Black Sox seek 'X factor' at trials before World Cup at home

Just who will be in that squad looking to reclaim softball's top prize remains to be seen, but the journey begins Friday in Wellington.

Black Sox coach Mark Sorenson earlier this week named 90 athletes looking to push their case for selection in 2022, broken down into 30 players each from the south, central and northern regions of the country.

The three groups, filled with current and former New Zealand representatives, will play four games each under Sorenson's eye over the next three weekends - starting with the central group in Wellington on Friday, before heading to Auckland next week and then finally Christchurch.

Sorenson told 1News he and his coaching staff opted to "cast a wide net" for this year's selection after Covid-19 had plagued players' ability to get game time both domestically and internationally in the last three years.

"Typically, we'd end our season around March and we'd sort of go into hibernation for the winter months, but we can't afford to do that with the amount of games that we've lost with Auckland being in lockdown for so long," Sorenson said.

"Having trials regionally and seeing who wants to put their hand up and try and make the team was something that was new and hadn't been done before, so we thought why not?"

Sorenson said along with the four games there will also be some fitness work and "benchmark testing" at the trials.

Finding the 'X factor'

With nearly 100 players to analyse over the next three weeks, Sorenson said he was looking for players to stand out with their play and show him things that aren't ordinary in the game of softball.

"Whenever we're selecting a team, one of the things I'm looking for is that 'X factor' - someone who has the ability to turn a game with something that is an instinctive skill. There's the learned skills like fielding, throwing, hitting and baserunning - but those athletes that have that built-in X factor to turn a game is key."
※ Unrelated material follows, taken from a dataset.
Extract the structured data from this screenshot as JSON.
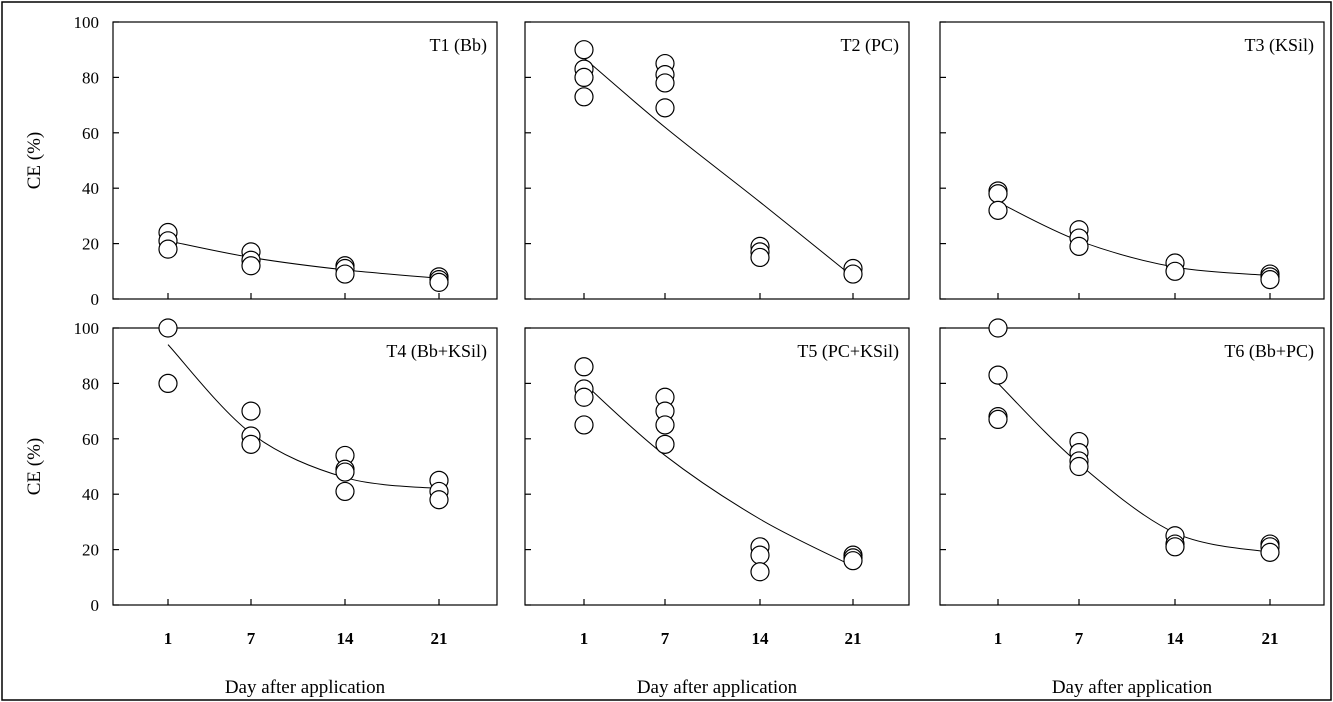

He added players who could play multiple positions both in the field and hitting line-up would also have an edge.

"Our Kiwi style of ball is an unselfish style of ball where we get on and we pass the bat to next guy, and then they get on and pass it to the next guy, and then he comes up with the big hit to get a run here or there - and suddenly the pressure is on."

Amongst those named are a few athletes who have found success in New Zealand's other diamond sport - baseball - with Tuatara players such as Beau Te Wera Bishop set to trial as well.

However, Sorenson said there would be no cross-code issues to worry about, especially in the case of Bishop, who played for the Black Sox in his teenage years before endeavoring in a career in baseball.

"We'd like to think that Beau was a softball boy to start with anyway," Sorenson said with a grin.

"He grew up at the park out in Porirua. Sure, he's been away playing baseball but he's back here playing premier softball in Wellington for Porirua this year, and has played all year and is part of the Wellington national provincial championship side.

"He's a quality ball player and has had a great stint with the Tuatara, but I guess this is a chance for him to come back to where it all started for him."

The road ahead

After the trials, Sorenson will cast a watchful eye over the final two domestic tournaments of the season - the National Fastpitch Championship in Christchurch next month, and the Men's Open Club Nationals in Auckland in March.

The plan was to then take a touring squad to Australia to get some much-needed international play before the World Cup, but Sorenson revealed to 1News the series has since been cancelled by Softball Australia due to Covid issues there. Softball NZ confirmed the cancellation soon after.

Instead, Sorenson has moved to 'plan B', which will see a domestic training camp of 30 selected players coming together in Auckland for more scrimmage games and training in April after the club nationals tournament.

After that, some players will head overseas to play in the competitive US scene during the winter while those still in New Zealand will continue training during the off-season.

Sorenson will then make his final call with one last trial in October once all the players are back, before the final squad is named for the November tournament.

The Black Sox enter the tournament having finished a disappointing fourth in 2019 in Prague - the first time the side had failed to reach the final in 39 years.

"Me in the coaching role, I'm fortunate enough to have another chance to go back and right the wrong," Sorenson, a four-time world champion as a player, said.

"But we've just got to take care of the little things... and if we can control those little things, we'll be well prepared by the time it gets to opening night to have a good run at it."